Thomas Parran Jr.
*Thomas Parran was born on this date in 1892. He was a white-American physician and Public Health Service officer.
Thomas Parran Jr. was born and raised near St. Leonard, Maryland, on his family's tobacco farm. A relative tutored him at home and attended St. John's College in Annapolis, Maryland, on a scholarship. Finances influenced his decision to attend Georgetown University School of Medicine and to follow with an internship at Sibley Memorial Hospital in Washington, D.C.
A lifelong research interest was sparked during medical school when Parran volunteered at a health laboratory operated by the District of Columbia under Dr. Joseph J. Kinyoun. He recruited Parran to join a field team of young physicians building privies and surveying conditions in the Southern States. In March 1917, Parran reported to Okmulgee, Oklahoma, for the first of many assignments in rural sanitation.
In October 1923, he joined a group of young medical officers who attended six months of coursework at the Hygienic Laboratory. He received the practical equivalent of a master's degree in public health. Parran was Chief of PHS's Division of Venereal Diseases (September 1926). Parran worked to sway public sentiment away from moral condemnation of venereal diseases and toward consideration of syphilis as a medical condition and threat to public health. His talents in rural health administration would soon lead him temporarily in a new direction.
A reform-minded governor, Franklin Roosevelt, requested that Parran be loaned to the State of New York, where in April 1930, Parran took up his post as state health commissioner. His primary task was chairing a Special Health Commission whose recommendations (1932) provided a framework to bolster county health departments in the face of needs in the Great Depression. Few of the commission's recommendations were enacted. Parran's work on syphilis achieved more success. The Columbia Broadcasting System inadvertently launched his campaign after radio executives censored the phrase "syphilis control" from a talk, leading Parran to cancel his appearance. Newspapers across the United States reprinted the censored speech.
In 1934, his former supervisor, Roosevelt, appointed Parran to the Committee on Economic Security. After Surgeon General Hugh S. Cumming's term, President Roosevelt appointed Parran as Surgeon General of the United States; he was sworn in on April 6, 1936. Parran's syphilis control campaign was in full swing by the fall of 1936. Title VI funds supported efforts to identify and treat syphilis, and the National Venereal Disease Control Act of 1938 made funds available for rapid treatment centers that employed the new sulfa drugs and penicillin.

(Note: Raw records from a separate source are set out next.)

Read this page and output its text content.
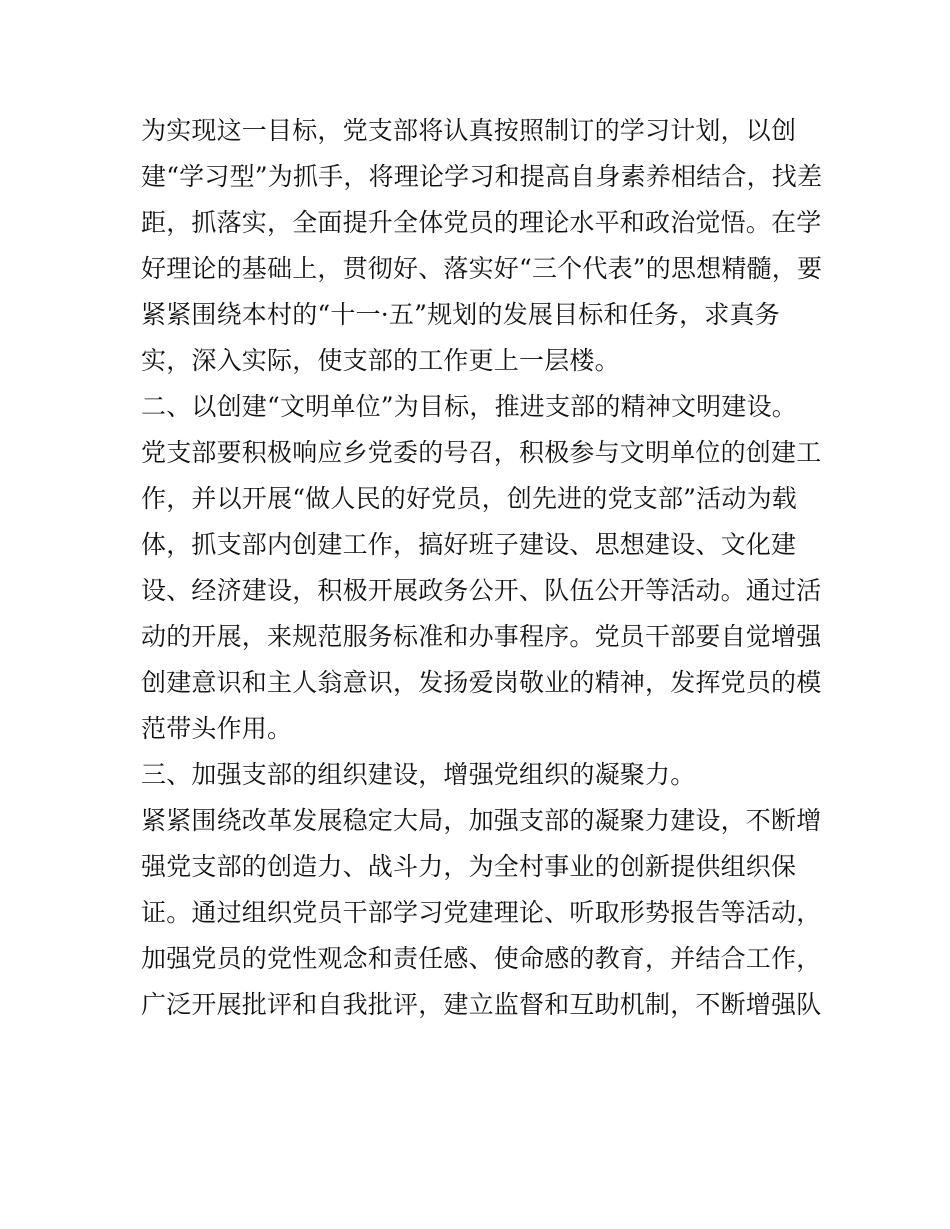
为实现这一目标，党支部将认真按照制订的学习计划，以创
建“学习型”为抓手，将理论学习和提高自身素养相结合，找差
距，抓落实，全面提升全体党员的理论水平和政治觉悟。在学
好理论的基础上，贯彻好、落实好“三个代表”的思想精髓，要
紧紧围绕本村的“十一·五”规划的发展目标和任务，求真务
实，深入实际，使支部的工作更上一层楼。
二、以创建“文明单位”为目标，推进支部的精神文明建设。
党支部要积极响应乡党委的号召，积极参与文明单位的创建工
作，并以开展“做人民的好党员，创先进的党支部”活动为载
体，抓支部内创建工作，搞好班子建设、思想建设、文化建
设、经济建设，积极开展政务公开、队伍公开等活动。通过活
动的开展，来规范服务标准和办事程序。党员干部要自觉增强
创建意识和主人翁意识，发扬爱岗敬业的精神，发挥党员的模
范带头作用。
三、加强支部的组织建设，增强党组织的凝聚力。
紧紧围绕改革发展稳定大局，加强支部的凝聚力建设，不断增
强党支部的创造力、战斗力，为全村事业的创新提供组织保
证。通过组织党员干部学习党建理论、听取形势报告等活动，
加强党员的党性观念和责任感、使命感的教育，并结合工作，
广泛开展批评和自我批评，建立监督和互助机制，不断增强队
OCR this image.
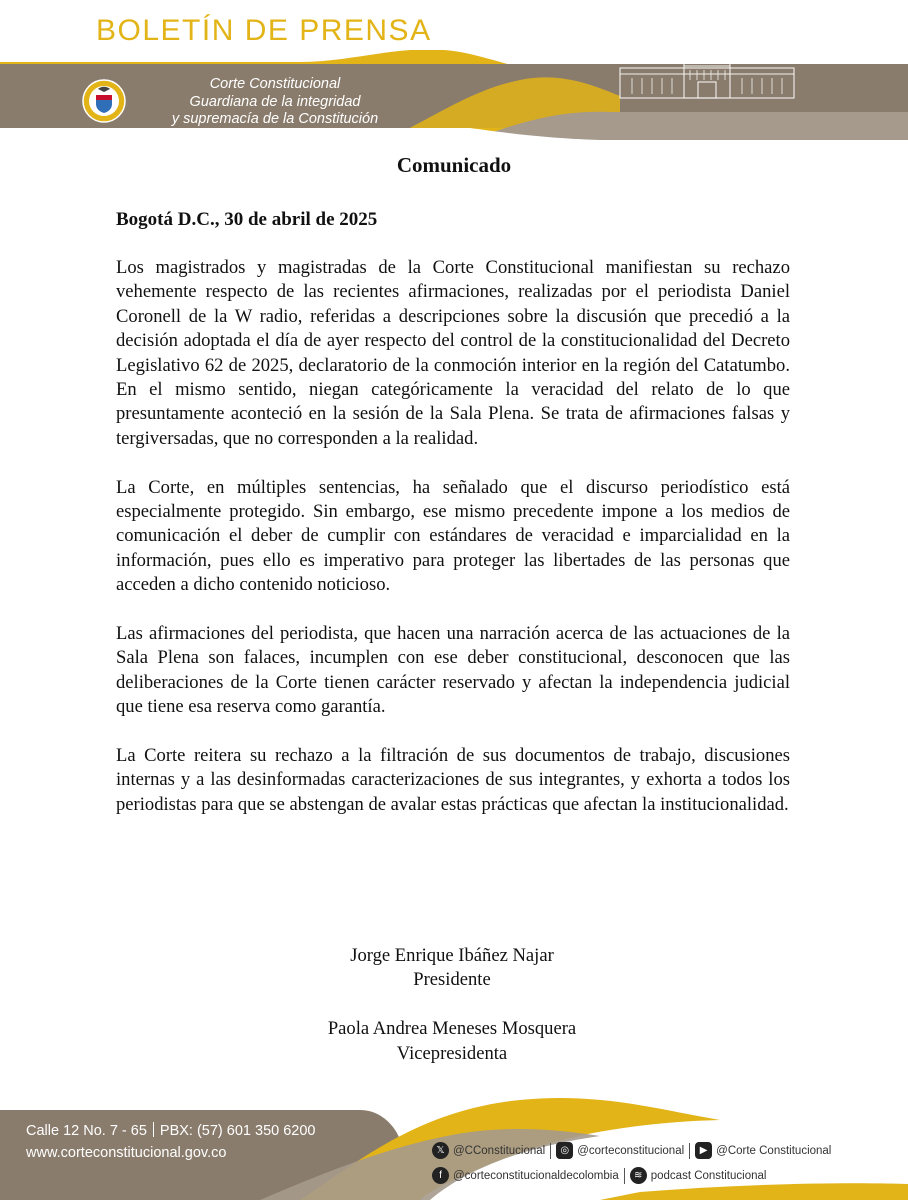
BOLETÍN DE PRENSA
Corte Constitucional
Guardiana de la integridad
y supremacía de la Constitución
Comunicado

Bogotá D.C., 30 de abril de 2025

Los magistrados y magistradas de la Corte Constitucional manifiestan su rechazo vehemente respecto de las recientes afirmaciones, realizadas por el periodista Daniel Coronell de la W radio, referidas a descripciones sobre la discusión que precedió a la decisión adoptada el día de ayer respecto del control de la constitucionalidad del Decreto Legislativo 62 de 2025, declaratorio de la conmoción interior en la región del Catatumbo. En el mismo sentido, niegan categóricamente la veracidad del relato de lo que presuntamente aconteció en la sesión de la Sala Plena. Se trata de afirmaciones falsas y tergiversadas, que no corresponden a la realidad.

La Corte, en múltiples sentencias, ha señalado que el discurso periodístico está especialmente protegido. Sin embargo, ese mismo precedente impone a los medios de comunicación el deber de cumplir con estándares de veracidad e imparcialidad en la información, pues ello es imperativo para proteger las libertades de las personas que acceden a dicho contenido noticioso.

Las afirmaciones del periodista, que hacen una narración acerca de las actuaciones de la Sala Plena son falaces, incumplen con ese deber constitucional, desconocen que las deliberaciones de la Corte tienen carácter reservado y afectan la independencia judicial que tiene esa reserva como garantía.

La Corte reitera su rechazo a la filtración de sus documentos de trabajo, discusiones internas y a las desinformadas caracterizaciones de sus integrantes, y exhorta a todos los periodistas para que se abstengan de avalar estas prácticas que afectan la institucionalidad.

Jorge Enrique Ibáñez Najar
Presidente
Paola Andrea Meneses Mosquera
Vicepresidenta
Calle 12 No. 7 - 65 PBX: (57) 601 350 6200
www.corteconstitucional.gov.co	𝕏 @CConstitucional	◎ @corteconstitucional	▶ @Corte Constitucional
f @corteconstitucionaldecolombia	≋ podcast Constitucional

1937, his book about syphilis, Shadow on the Land, was published and very well received. However, unpublished essays with little and misleading evidence have suggested that his work against syphilis is tainted by the Tuskegee Syphilis Study (1932-1972) and the Guatemala syphilis experiments (1946-1948), which were conducted by the PHS's Division of Venereal Diseases, partially during his tenure as Surgeon General. These studies were done without patient consent to medical risk.
The Tuskegee Syphilis Study occurred during his tenure as U.S. Surgeon General from 1936 to 1948 and involved experimentation on African American adults, children, and people with disabilities without their knowledge or consent. Information about the Study and life-sustaining treatment was withheld from 399 black men with syphilis so researchers could observe the progress of the disease. Throughout the 40-year study, 28 men died from syphilis, 40 spouses were infected, and 19 children were born with a congenital form of the disease. Thomas Parren Jr. died on February 16, 1968.
The American Sexually Transmitted Diseases Association named its Lifetime Achievement Award after Parran in recognition of his work to raise awareness of sexually transmitted diseases. However, his role in the Tuskegee study and Guatemala syphilis experiments in April 2013, the Association executive renamed the Award 'The ASTDA Distinguished Career Award.' In June 2018, the University of Pittsburgh announced that it would remove Dr. Parran's name from the campus building that houses the Graduate School of Public Health due to his involvement in the infamous Tuskegee Syphilis Study, which has a legacy of unethical experimentation.
An official committee at the University of Pittsburgh reported the following on Thomas Parran, M.D., who was a founder of the University's Graduate School of Public Health: “Dr. Parran’s role, and the extent of his influence in approving, funding, and providing oversight of the Tuskegee and Guatemalan studies, is not entirely clear. Based upon the evidence available today, it might not be possible to determine with certainty Dr. Parran’s level of knowledge and involvement in the studies.” Office of Diversity and Inclusion Review Committee on Parran Hall, University of Pittsburgh, Report and Recommendations (June 11, 2018).